The view from out hotel's balcony.

Our hotel also had a partner restaurant, Chez Aziz. Extremely cheap, on-the-fly sandwiches and fries.  We went here twice and were impressed each time. Of course the traditional Moroccan food in Chefchaouen is generally spot on as well.  You still can't go wrong ducking into a tagine shop.

I made it a point to try and find some sort of marijuana grow or kif production facility — although I had a hard time believing that March in 'Chaouen would be a good time to try and see flowering bud.  After hiking up to the city's infamous Spanish mosque to get a great view of the city, I kept on hiking into the mountains to try and see what I could find.  While I did not manage to find any growing batches of the devil's lettuce, it was an amazing hike that ended with me finding my way into a kif production "facility" escorted by the owner's brother.

The view of Chefchaouen after another 45 minutes up the mountain.
The view inside the small house where hash/kif is produced.
A literal bag of ground weed ready to be made into hash.

Totally unrelated to my extended hike in search for hash and cannabis plants, the hike up to the Spanish mosque is 100% a must in Chefchaouen. It's a super easy hike through the city and up the edge of a hill that overlooks the city. Make sure you've got some small coin/cash on you to stop at one of the orange juice vendors on the way up.
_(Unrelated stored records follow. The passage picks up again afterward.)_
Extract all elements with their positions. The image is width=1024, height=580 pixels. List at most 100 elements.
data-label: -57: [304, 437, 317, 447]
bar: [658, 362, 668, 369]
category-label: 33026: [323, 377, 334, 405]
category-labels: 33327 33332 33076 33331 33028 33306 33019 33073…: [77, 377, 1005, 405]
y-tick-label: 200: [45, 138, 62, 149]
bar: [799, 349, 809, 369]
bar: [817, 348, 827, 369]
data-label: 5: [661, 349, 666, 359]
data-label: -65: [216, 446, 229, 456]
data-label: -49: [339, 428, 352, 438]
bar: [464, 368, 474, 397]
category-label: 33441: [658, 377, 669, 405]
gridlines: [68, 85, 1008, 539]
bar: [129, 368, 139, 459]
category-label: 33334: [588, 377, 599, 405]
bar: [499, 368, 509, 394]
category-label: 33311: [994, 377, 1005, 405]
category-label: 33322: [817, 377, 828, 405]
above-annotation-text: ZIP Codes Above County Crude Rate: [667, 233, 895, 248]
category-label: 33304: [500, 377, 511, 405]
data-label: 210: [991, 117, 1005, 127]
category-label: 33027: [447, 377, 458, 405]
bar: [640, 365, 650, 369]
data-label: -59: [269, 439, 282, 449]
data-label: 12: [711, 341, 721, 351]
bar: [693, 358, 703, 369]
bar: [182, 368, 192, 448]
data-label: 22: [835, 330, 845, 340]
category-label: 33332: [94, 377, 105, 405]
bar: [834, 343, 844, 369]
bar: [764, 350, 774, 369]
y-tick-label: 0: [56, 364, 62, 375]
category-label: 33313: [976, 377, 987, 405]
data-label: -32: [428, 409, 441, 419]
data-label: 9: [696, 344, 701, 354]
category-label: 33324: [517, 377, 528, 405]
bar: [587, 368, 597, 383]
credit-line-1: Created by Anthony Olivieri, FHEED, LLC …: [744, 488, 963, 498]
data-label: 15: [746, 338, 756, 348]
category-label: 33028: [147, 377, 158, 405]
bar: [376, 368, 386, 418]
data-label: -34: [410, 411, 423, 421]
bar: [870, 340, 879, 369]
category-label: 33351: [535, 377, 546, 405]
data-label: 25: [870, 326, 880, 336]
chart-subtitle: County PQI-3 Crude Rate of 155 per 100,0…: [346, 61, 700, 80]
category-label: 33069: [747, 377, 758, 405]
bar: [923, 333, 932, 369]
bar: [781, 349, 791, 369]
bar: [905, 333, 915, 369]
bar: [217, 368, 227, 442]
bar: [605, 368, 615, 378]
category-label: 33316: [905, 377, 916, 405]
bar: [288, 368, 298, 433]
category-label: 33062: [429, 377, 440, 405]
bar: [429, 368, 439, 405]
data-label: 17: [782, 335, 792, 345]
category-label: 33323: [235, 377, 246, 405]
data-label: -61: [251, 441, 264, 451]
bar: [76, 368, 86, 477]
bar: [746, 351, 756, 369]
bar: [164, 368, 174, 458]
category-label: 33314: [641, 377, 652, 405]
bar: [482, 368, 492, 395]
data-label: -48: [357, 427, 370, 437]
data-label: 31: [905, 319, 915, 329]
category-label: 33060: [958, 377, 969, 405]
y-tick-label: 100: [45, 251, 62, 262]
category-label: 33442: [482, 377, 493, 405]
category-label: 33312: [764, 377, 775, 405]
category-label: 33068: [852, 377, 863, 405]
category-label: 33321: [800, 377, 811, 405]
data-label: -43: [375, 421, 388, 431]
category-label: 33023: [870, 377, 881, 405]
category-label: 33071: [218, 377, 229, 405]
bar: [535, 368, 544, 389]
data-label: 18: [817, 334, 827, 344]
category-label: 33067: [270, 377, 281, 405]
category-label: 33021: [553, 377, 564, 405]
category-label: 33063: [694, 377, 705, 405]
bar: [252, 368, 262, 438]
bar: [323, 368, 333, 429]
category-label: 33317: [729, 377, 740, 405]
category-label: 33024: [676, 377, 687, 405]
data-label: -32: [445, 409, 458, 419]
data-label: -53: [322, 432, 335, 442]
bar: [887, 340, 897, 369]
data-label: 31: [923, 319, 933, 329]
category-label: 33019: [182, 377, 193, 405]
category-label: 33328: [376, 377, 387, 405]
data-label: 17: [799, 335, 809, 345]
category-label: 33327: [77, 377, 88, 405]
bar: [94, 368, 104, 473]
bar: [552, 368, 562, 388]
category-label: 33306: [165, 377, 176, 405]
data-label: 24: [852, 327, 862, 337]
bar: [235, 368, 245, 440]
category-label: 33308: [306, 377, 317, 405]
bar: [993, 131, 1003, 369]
This is one of the most picturesque views we had in all of Morocco — stunning.

The view of Chefchaouen from the mosque.

Chefchaouen (or the Rif Mountain area in general) really has a different vibe than the rest of Morocco we visited. While I'm hesitant to say it's the "counterculture" of Morocco, it's definitely more chill and laid back. While hash is somewhat popular and tolerated throughout a lot of the country, Chefchaouen was the only place I saw Moroccan men smoking spliffs out in the open, as well as seeing tons of sebsi (long, Moroccan hash pipes) for sale throughout the medina (you know I had to get one!)

Sebsi pipes for sale.

We had one of our best restaurant/bar experiences in all of Morocco at the locally famous Oum Rbia in the heart of Chefchaouen. It's one of the only places in the entire city to both buy carry-out and dine-in drinking alcohol, so it's a great mix of people inside.

It features the typical Moroccan beer menu — Flag Especiale, Casablanca (Morocco's only national beer), Stork, and Heineken. We were happy to finally track down a comfortable dive-bar setting in Morocco, as most places we had been to grab a drink at before were fairly uppity and heavily marketed towards tourists. Our waiter (who seemed to be the owner, as well) kept bringing us plates and plates of free food and snacks for us to try while we drank. It was one of the funnest parts of the trip and further exemplifies Moroccan hospitality.

In hindsight I wish we would have spent one less day in Fes and added that to Chefchaouen. While we felt like we "did" everything we wanted to in Chefchaouen, another day to hike further out and then relax would have been perfect. The area is for sure a must-visit – no inaugural trip to Morocco would be complete without a stop in Chefchaouen.